Omar’s introduction of a resolution, alongside Lewis and Squad member Rashida Tlaib, supporting the right to boycott comes in the face of a bipartisan push to ban the Boycott, Divestment, and Sanctions movement targeting Israel over its occupation of Palestinian lands.
Trump wields accusations of anti-Semitism against Omar, as Talia Lavin wrote, “like a shield with a Star of David daubed on it in thin, flaking paint to defend him.” Yet the administration’s pious concern for the Jews rang hollow when Trump’s advisor Kellyanne Conway, responding to questions about the president’s telling Omar and her U.S.-born colleagues to “go back” to where they came from, asked a Jewish reporter his ethnicity.
The racism of “go back to where you came from” is intertwined with the attacks on Omar’s political positions. From Clinton to Conway, her critics insinuate that her purportedly radical positions cannot be properly American, that she is an outside threat. And the U.S. has a long tradition of “sending home”—deporting—people it deems radical.
Trump targets Omar because she is black and an immigrant and Muslim, of course. But he also targets her because she has been one of the loudest voices challenging U.S. hegemony.

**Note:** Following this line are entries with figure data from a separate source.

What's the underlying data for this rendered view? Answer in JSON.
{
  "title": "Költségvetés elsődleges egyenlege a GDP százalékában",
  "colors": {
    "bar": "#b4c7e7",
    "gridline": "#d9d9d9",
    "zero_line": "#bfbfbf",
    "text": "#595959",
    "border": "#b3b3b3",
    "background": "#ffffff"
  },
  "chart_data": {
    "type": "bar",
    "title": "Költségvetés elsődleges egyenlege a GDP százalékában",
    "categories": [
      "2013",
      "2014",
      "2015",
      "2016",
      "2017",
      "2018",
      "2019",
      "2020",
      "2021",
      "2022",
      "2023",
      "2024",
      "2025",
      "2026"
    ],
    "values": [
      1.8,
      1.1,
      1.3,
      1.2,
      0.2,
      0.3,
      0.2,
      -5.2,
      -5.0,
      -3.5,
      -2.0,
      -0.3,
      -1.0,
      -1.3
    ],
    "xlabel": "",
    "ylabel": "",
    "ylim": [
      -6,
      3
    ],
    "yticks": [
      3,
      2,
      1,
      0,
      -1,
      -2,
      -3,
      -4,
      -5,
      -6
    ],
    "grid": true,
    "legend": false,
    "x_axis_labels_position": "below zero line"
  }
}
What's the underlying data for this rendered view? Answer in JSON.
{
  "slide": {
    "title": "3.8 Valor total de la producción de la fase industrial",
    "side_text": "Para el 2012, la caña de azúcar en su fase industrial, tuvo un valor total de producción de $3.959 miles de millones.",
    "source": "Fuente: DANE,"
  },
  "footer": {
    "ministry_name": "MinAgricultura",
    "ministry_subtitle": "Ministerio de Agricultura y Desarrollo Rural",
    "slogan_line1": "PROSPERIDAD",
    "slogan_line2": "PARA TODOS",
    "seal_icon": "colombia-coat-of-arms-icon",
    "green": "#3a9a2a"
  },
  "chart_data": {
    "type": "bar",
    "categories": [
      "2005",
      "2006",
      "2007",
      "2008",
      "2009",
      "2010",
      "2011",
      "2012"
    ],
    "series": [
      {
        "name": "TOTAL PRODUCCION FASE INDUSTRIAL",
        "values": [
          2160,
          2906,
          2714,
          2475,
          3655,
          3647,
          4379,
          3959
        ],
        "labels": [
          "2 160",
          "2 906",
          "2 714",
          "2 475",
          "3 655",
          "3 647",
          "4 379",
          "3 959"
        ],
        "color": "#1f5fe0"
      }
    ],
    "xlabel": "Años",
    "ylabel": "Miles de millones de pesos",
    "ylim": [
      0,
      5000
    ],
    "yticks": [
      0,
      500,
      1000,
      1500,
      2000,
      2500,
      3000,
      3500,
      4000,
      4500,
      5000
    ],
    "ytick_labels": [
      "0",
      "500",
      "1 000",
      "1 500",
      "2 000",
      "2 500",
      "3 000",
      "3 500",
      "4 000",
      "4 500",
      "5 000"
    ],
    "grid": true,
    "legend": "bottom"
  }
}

One hundred years before Trump announced a new round of ICE raids, the Palmer Raids rounded up suspected troublemakers, anarchists, and others, and deported around 800 people. One of those “sent back” in the first Red Scare was Jewish anarchist agitator Emma Goldman. In 1955, the U.S. used the McCarran Walter Immigration and Nationality Act of 1952 to deport Claudia Jones, a black Communist organizer, writer, and editor born in Trinidad. (The act was used to revoke passports of U.S. citizens as well, including the leftist entertainer Paul Robeson.) Neither Jones nor Goldman, of course, held elected office, but the shouts of “send her home” directed at Omar will undoubtedly fall on others with less power, as those ICE raids come.
Trump targets Omar because she is black and an immigrant and Muslim, of course. But he also targets her because she has been one of the loudest voices challenging the hegemony of U.S. power, which has always relied on brute force to say who’s in and who’s out, both inside and outside of its borders. She is unwilling to accept the bipartisan consensus that has ruled in Washington for too long, that says some people count and the lives—and deaths—of others do not. And that makes her dangerous.